Fetal alcohol exposure severely disrupts the function of the prefrontal cortex and hippocampus, causing what Heroux called “pervasive cognitive impairments across various forms of learning and memory.” But although much research has been conducted on FASD, he said, the precise mechanisms by which alcohol impairs cognition are not well understood.
In humans, the prefrontal cortex is essential in such tasks as complex planning, decision making, self-control and working to achieve goals—tasks often termed “executive function.” The hippocampus plays an important role in short-term and long-term memory. These functions are impaired in human FASD.
“Animal model research on neural and behavioral disruption involving the hippocampus is extensive,” Heroux said. “But animal models of FASD examining disrupted function in the prefrontal cortex are scarce. That’s why we’re doing this research.”
Understanding the way each region of the brain functions is important, he said, but so is understanding how the regions communicate with each other. In addition to looking at how brain regions influence each other within these circuits, his research will study gene expression in the brain and investigate whether fetal exposure to alcohol leads to impaired regional gene expression.

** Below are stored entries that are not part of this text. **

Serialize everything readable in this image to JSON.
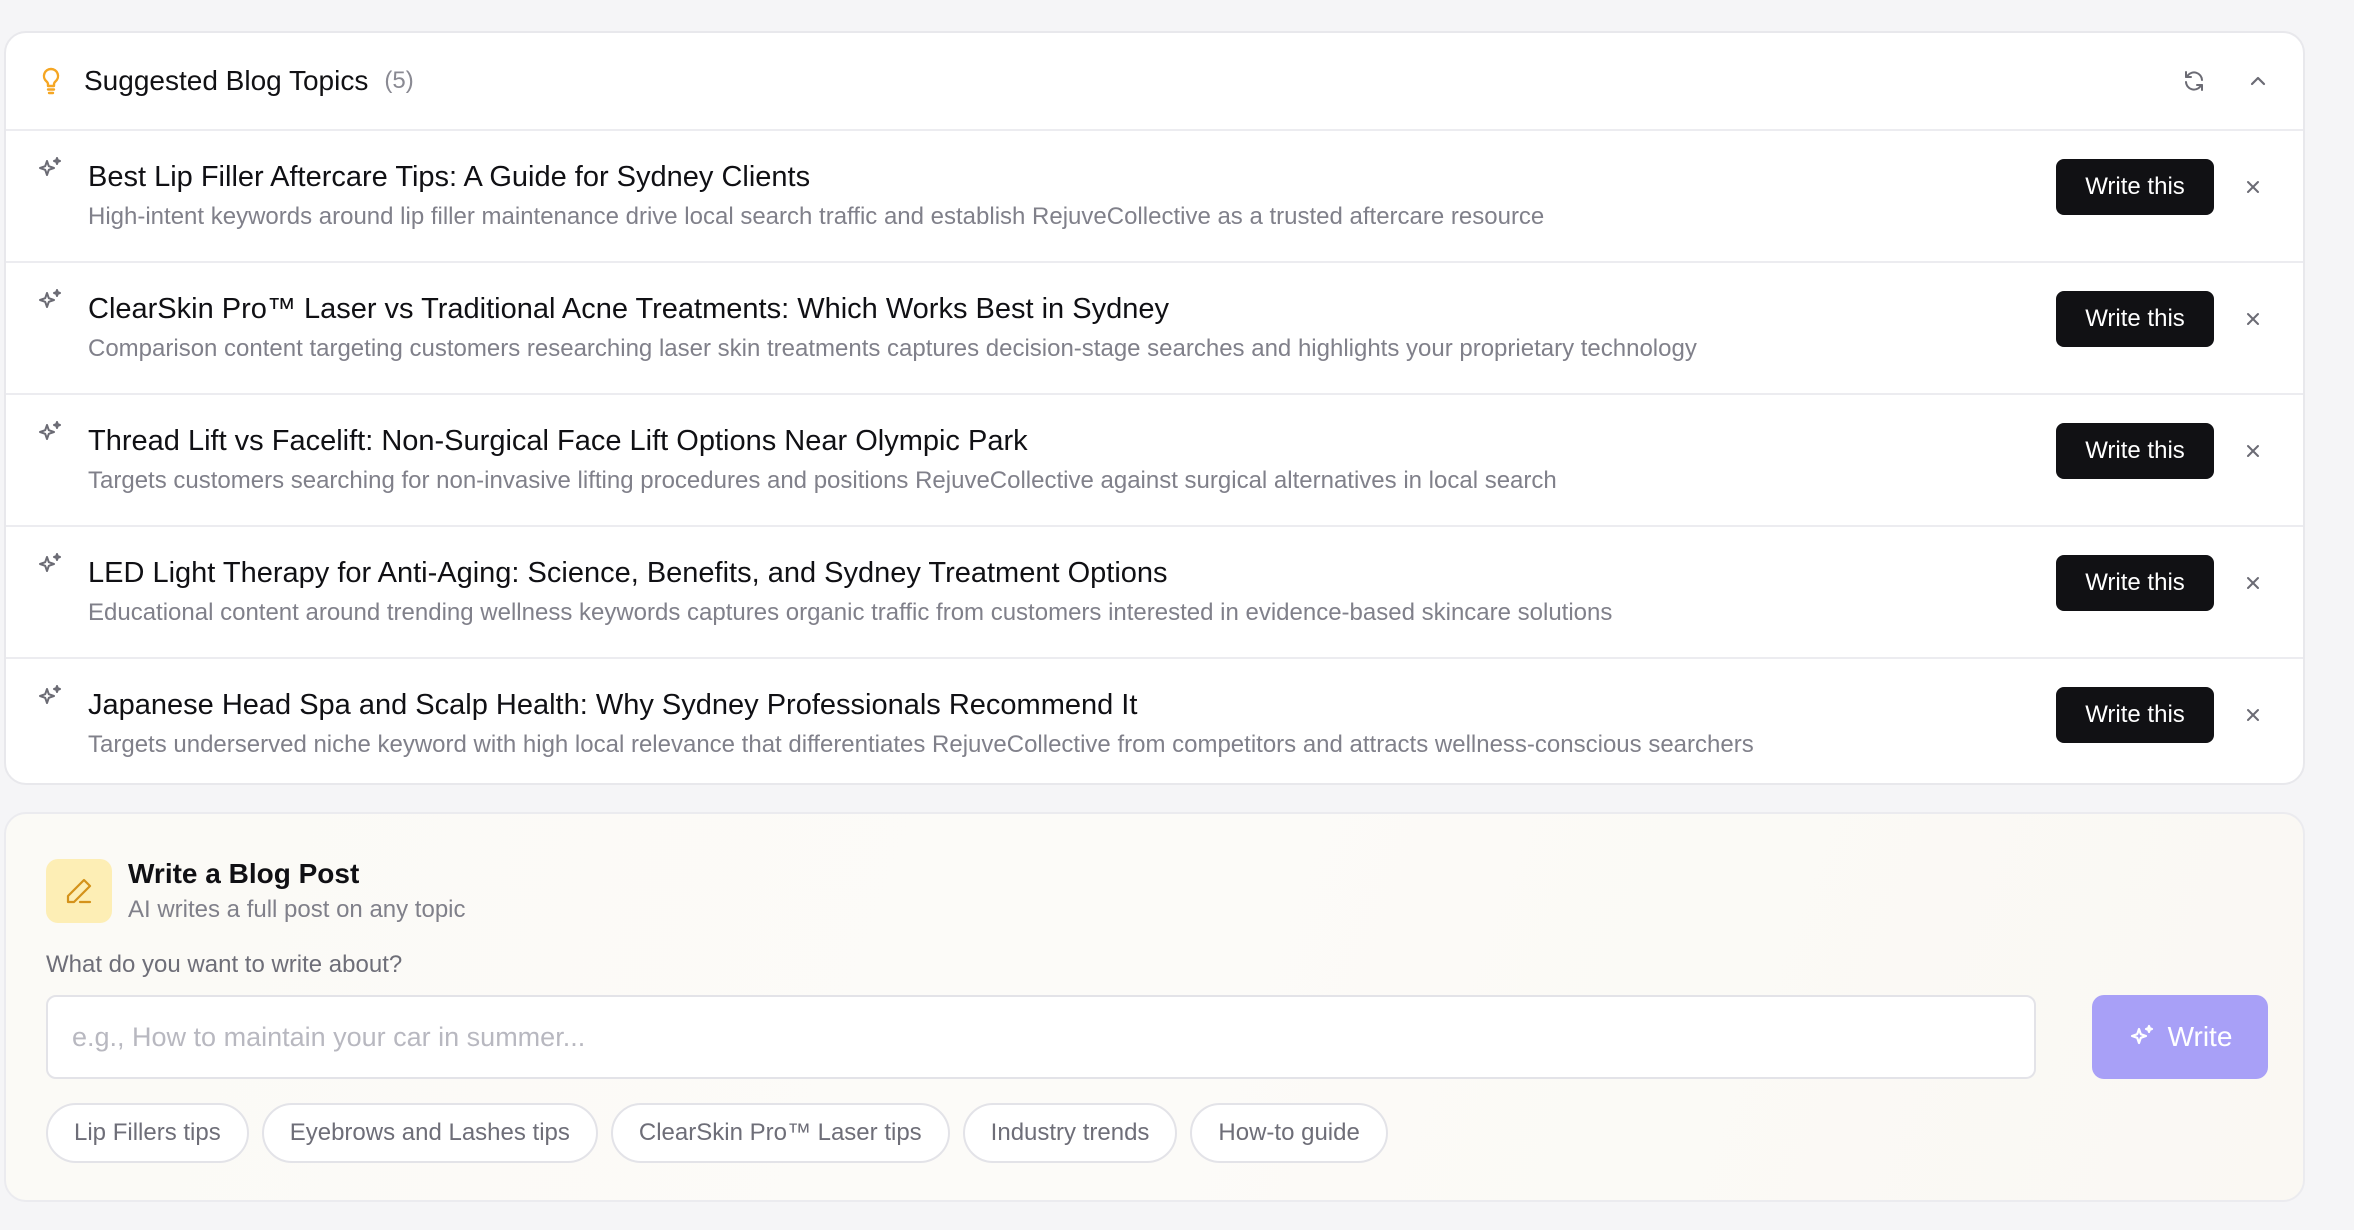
{
  "suggestions": {
    "title": "Suggested Blog Topics",
    "count": "(5)",
    "header_icons": [
      "lightbulb-icon",
      "refresh-icon",
      "chevron-up-icon"
    ],
    "items": [
      {
        "title": "Best Lip Filler Aftercare Tips: A Guide for Sydney Clients",
        "description": "High-intent keywords around lip filler maintenance drive local search traffic and establish RejuveCollective as a trusted aftercare resource",
        "button": "Write this"
      },
      {
        "title": "ClearSkin Pro™ Laser vs Traditional Acne Treatments: Which Works Best in Sydney",
        "description": "Comparison content targeting customers researching laser skin treatments captures decision-stage searches and highlights your proprietary technology",
        "button": "Write this"
      },
      {
        "title": "Thread Lift vs Facelift: Non-Surgical Face Lift Options Near Olympic Park",
        "description": "Targets customers searching for non-invasive lifting procedures and positions RejuveCollective against surgical alternatives in local search",
        "button": "Write this"
      },
      {
        "title": "LED Light Therapy for Anti-Aging: Science, Benefits, and Sydney Treatment Options",
        "description": "Educational content around trending wellness keywords captures organic traffic from customers interested in evidence-based skincare solutions",
        "button": "Write this"
      },
      {
        "title": "Japanese Head Spa and Scalp Health: Why Sydney Professionals Recommend It",
        "description": "Targets underserved niche keyword with high local relevance that differentiates RejuveCollective from competitors and attracts wellness-conscious searchers",
        "button": "Write this"
      }
    ]
  },
  "compose": {
    "title": "Write a Blog Post",
    "subtitle": "AI writes a full post on any topic",
    "prompt_label": "What do you want to write about?",
    "input_value": "",
    "input_placeholder": "e.g., How to maintain your car in summer...",
    "write_button": "Write",
    "chips": [
      "Lip Fillers tips",
      "Eyebrows and Lashes tips",
      "ClearSkin Pro™ Laser tips",
      "Industry trends",
      "How-to guide"
    ]
  },
  "colors": {
    "accent_icon": "#f5a623",
    "write_button_bg": "#a8a0f7",
    "primary_button_bg": "#111114",
    "pen_box_bg": "#fdeeb5"
  }
}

The final stage of his project will look at the possibility of reversing the alcohol-caused impairments.
Although Heroux says the idea of a drug that would completely reverse FASD is still in the realm of science fiction, eventually scientists could test possible treatments for the disorder that arise from well-controlled research initiatives.
“Right now, I’m trying to get a better model for understanding FASD,” he said. “My goal is to do basic science, to expand our understanding of scientific questions, and then look at ways to apply that understanding to human public health problems.”